What’s worse? Women, especially young women, don’t seem to get it. I felt the strong urge to shred when I saw December’s fatuous issue of More magazine, with its burbling cover story about low-paying jobs for women who “want their lives back.”
This thinly veiled respin of More’s own survey revealed that 43 percent of women surveyed were “less ambitious” than they had been 10 years earlier, because they wanted “more flexibility” in their day. These women stated that they were willing to take a cut in pay in exchange for more time off.
This represents an elitist view in America, and a feminist view nowhere. This is no time for women anywhere, least of all in America, to hit the snooze button in terms of leadership and engagement. The world needs us too much. My touchstone: “Half the Sky: Turning Oppression Into Opportunity for Women Worldwide,” the New York Times bestseller by Nick Kristof and Sheryl WuDunn that was the spark that ignited the founding of joinFITE (more about that shortly). Holding up our half of the sky is not only an opportunity, it’s our responsibility.
Does every woman have to be a CEO? Must every woman run for public office? Does every woman need to serve on a board? No. But women are dropping out of the game. This is not good news for women, since the old issues – wage equity as in like pay for like work, reproductive freedom, maternity-leave issues relative to employment, child care resources – continue to define the lives of most women in the United States and many other places.
The missing urgency strikes at my gut core because of work that I do, and which is done through my company, with women who would not dream of forfeiting even a penny of their pay for “flexibility.”

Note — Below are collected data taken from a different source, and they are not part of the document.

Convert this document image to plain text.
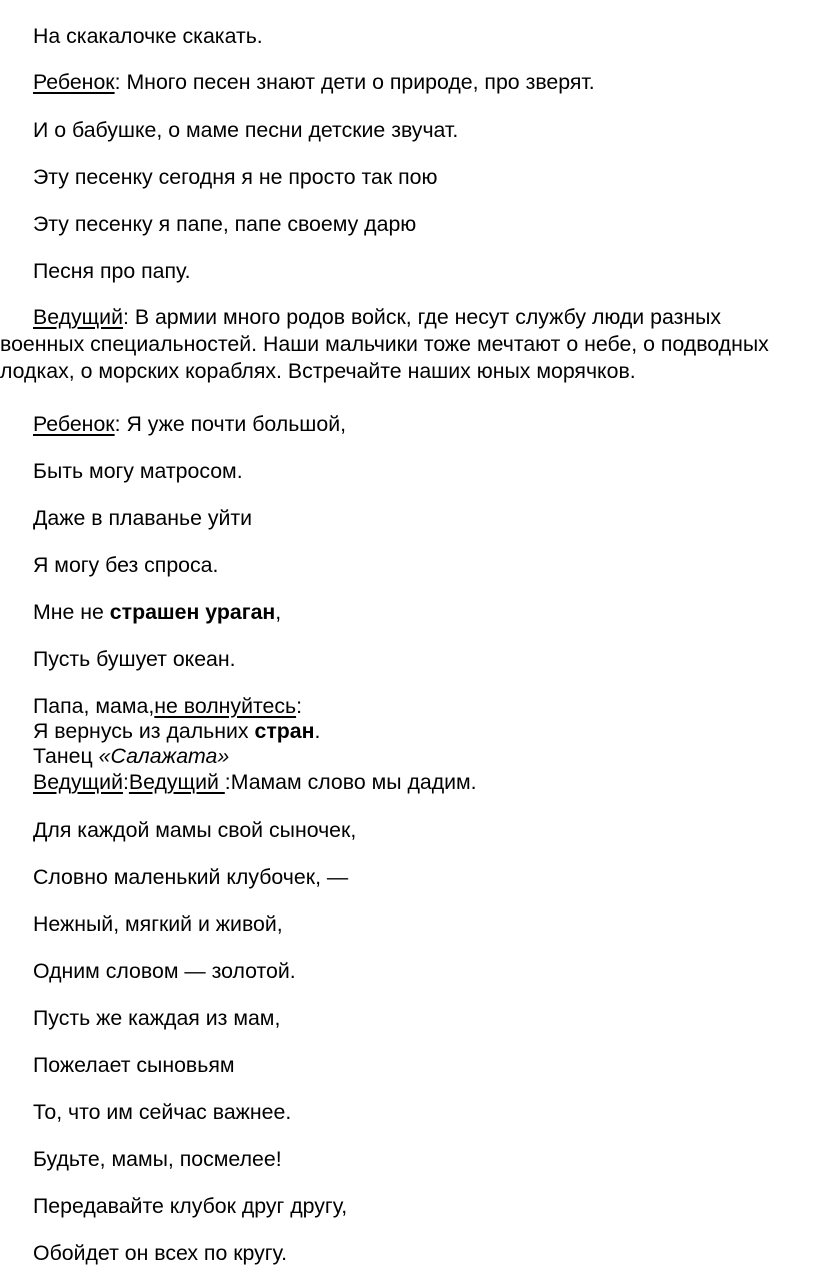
На скакалочке скакать.

Ребенок: Много песен знают дети о природе, про зверят.

И о бабушке, о маме песни детские звучат.

Эту песенку сегодня я не просто так пою

Эту песенку я папе, папе своему дарю

Песня про папу.

Ведущий: В армии много родов войск, где несут службу люди разных военных специальностей. Наши мальчики тоже мечтают о небе, о подводных лодках, о морских кораблях. Встречайте наших юных морячков.

Ребенок: Я уже почти большой,

Быть могу матросом.

Даже в плаванье уйти

Я могу без спроса.

Мне не страшен ураган,

Пусть бушует океан.

Папа, мама,не волнуйтесь:

Я вернусь из дальних стран.

Танец «Салажата»

Ведущий:Ведущий :Мамам слово мы дадим.

Для каждой мамы свой сыночек,

Словно маленький клубочек, —

Нежный, мягкий и живой,

Одним словом — золотой.

Пусть же каждая из мам,

Пожелает сыновьям

То, что им сейчас важнее.

Будьте, мамы, посмелее!

Передавайте клубок друг другу,

Обойдет он всех по кругу.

In January 2011, Dermalogica founded a non-profit called joinFITE. This women’s initiative extends global microloans to women, through Kiva. I founded it in gratitude to the female entrepreneurs who have made my business a success for the past 25 years. The women who receive these loans work without rest to capitalize the investment and to pay back the loan. They may do so in places where there is no running water. Places where a mosquito net means the difference between life and death. You can imagine the rest.
Women bring not only a brain trust, but also what I call a “heart trust” to doing business. It’s true that women do business differently than men, and this difference is what will ultimately change the world – yes, the whole world – for the better. And sister, you can’t do it from your couch or from a stationary bike in that 4:30 spin class.
Starting in March, women need to wake up – so that we can begin to wake up the world.
Jane Wurwand is the founder and owner of Dermalogica, a skin care education and skin product company in Carson. She also is the founder of the International Dermal Institute, also located in Carson.